Incoming freshman living in the Southeast residence hall have been blessed with the new Gordon Dining & Event Center, a facility with 13 different food stations, including an omelet bar and coffee shop.
With flat-screen televisions, balcony seating, and fireplaces on the upper and lower levels of the building, the redesigned Gordon has almost everything a college student could need. However, until recently, it was missing something very important to some of the upperclassmen on campus.
The name may sound strange to UW outsiders and new freshman, but “Juston Stix” are a favorite pizza treat for many of the students who once lived in Witte, Sellery, Ogg, or Smith Hall.
Juston Stix had been served in the old Gordon Commons since 1997, yet they were absent from the new Gordon Avenue Marketplace’s menu for most of the fall semester. Luckily for Gordon diners, the oven-baked breadsticks were re-added to the menu on Sunday, Nov. 25.

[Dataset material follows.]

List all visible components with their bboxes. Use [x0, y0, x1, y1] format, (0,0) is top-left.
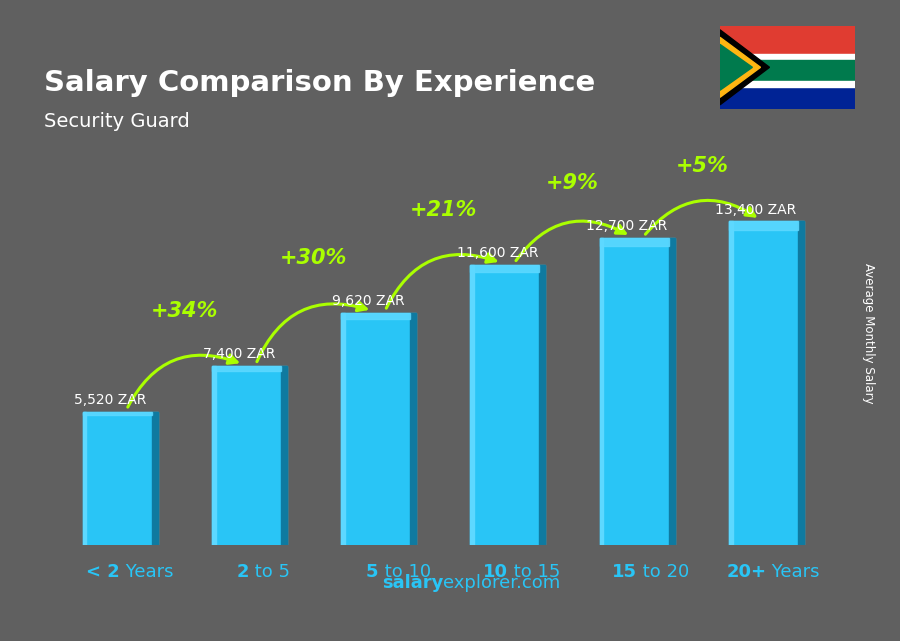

Before this time, Juston Stix had been available for diners eating at Rheta’s and Holt Commons but residents preferring to eat at the new Gordon Dining & Event Center were missing the cheesy comfort food that was invented right in their eatery’s kitchen.
Juston Johnson, a 33-year-old Chippewa Falls native and UW-Madison alum, holds the bragging rights as inventor of the breadsticks that remain a hit on campus. Johnson, a self-proclaimed picky eater, came up with the Juston Stix recipe during his first year working as a student supervisor at the old Gordon Commons in 2007.

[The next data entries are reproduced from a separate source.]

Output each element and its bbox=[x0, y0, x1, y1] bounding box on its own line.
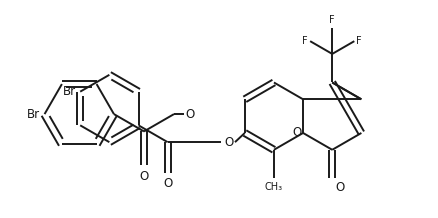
Text: O: O bbox=[186, 108, 195, 121]
Text: Br: Br bbox=[63, 85, 76, 98]
Text: Br: Br bbox=[27, 108, 40, 121]
Text: F: F bbox=[303, 36, 308, 46]
Text: F: F bbox=[329, 15, 335, 25]
Text: F: F bbox=[357, 36, 362, 46]
Text: O: O bbox=[139, 170, 148, 183]
Text: O: O bbox=[224, 136, 233, 149]
Text: CH₃: CH₃ bbox=[265, 182, 283, 192]
Text: O: O bbox=[336, 181, 345, 194]
Text: O: O bbox=[163, 177, 172, 190]
Text: O: O bbox=[293, 126, 302, 140]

With an extreme dislike for tomatoes and tomato-based products, naturally pizza just didn’t do it for Johnson. He enjoyed the garlic-buttery, and cheesy taste ingredients with pizza products, but the sauce was always getting in the way. To curb his pizza cravings, Johnson would make his own cheese breadsticks during his off-time at work in the Gordon Commons kitchen.
After making a particularly large batch of his breadsticks, Johnson brought his creative comfort food to share with his coworkers at a Gordon Commons staff meeting – they loved it.

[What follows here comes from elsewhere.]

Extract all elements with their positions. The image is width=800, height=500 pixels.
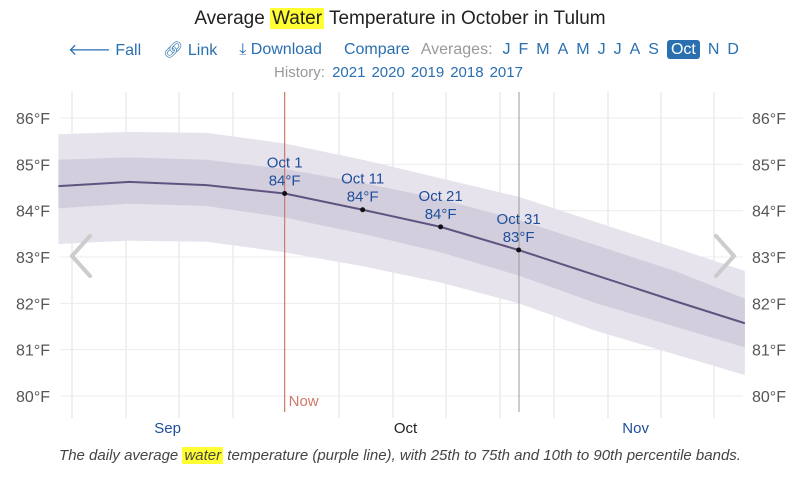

“My boss was impressed, and he said if I could draft the recipe and nutrition facts, my sticks would be added to the menu,” Johson said.
From there, Johnson spent the next several weeks crafting the recipe for his breadsticks. He tried out different combinations of shredded mozzarella and garlic butter in order to achieve the perfect bread to cheese ratio. When Johnson finally uncovered the best method for breadstick baking, he calculated the nutritional information, and was almost ready to submit his recipe for university review.
The only thing left to do was think of a name.
“My roommates and I were talking and they said I could use my name. My name is spelled differently than most ‘Justin’s,’ and Juston is a unique and different title. The ‘stix’ spelling fit too,” Johnson said.
Johnson’s Juston Stix were quickly approved by the UW food services staff, and the breadsticks became a regular part of the Gordon Commons menu in Spring 2007. Juston Stix, served with marinara sauce, nacho cheese, and garlic butter, remain a hit on the UW Campus.
“The breadsticks were popular when I was a student, and they were only served with marinara sauce – which pretty ironic considering I hate tomatoes,” Johnson said.
Johnson, who is now a field director for the Republican National Committee, says that his work at the old Gordon Commons helped him develop his leadership skills that he employs around the office today.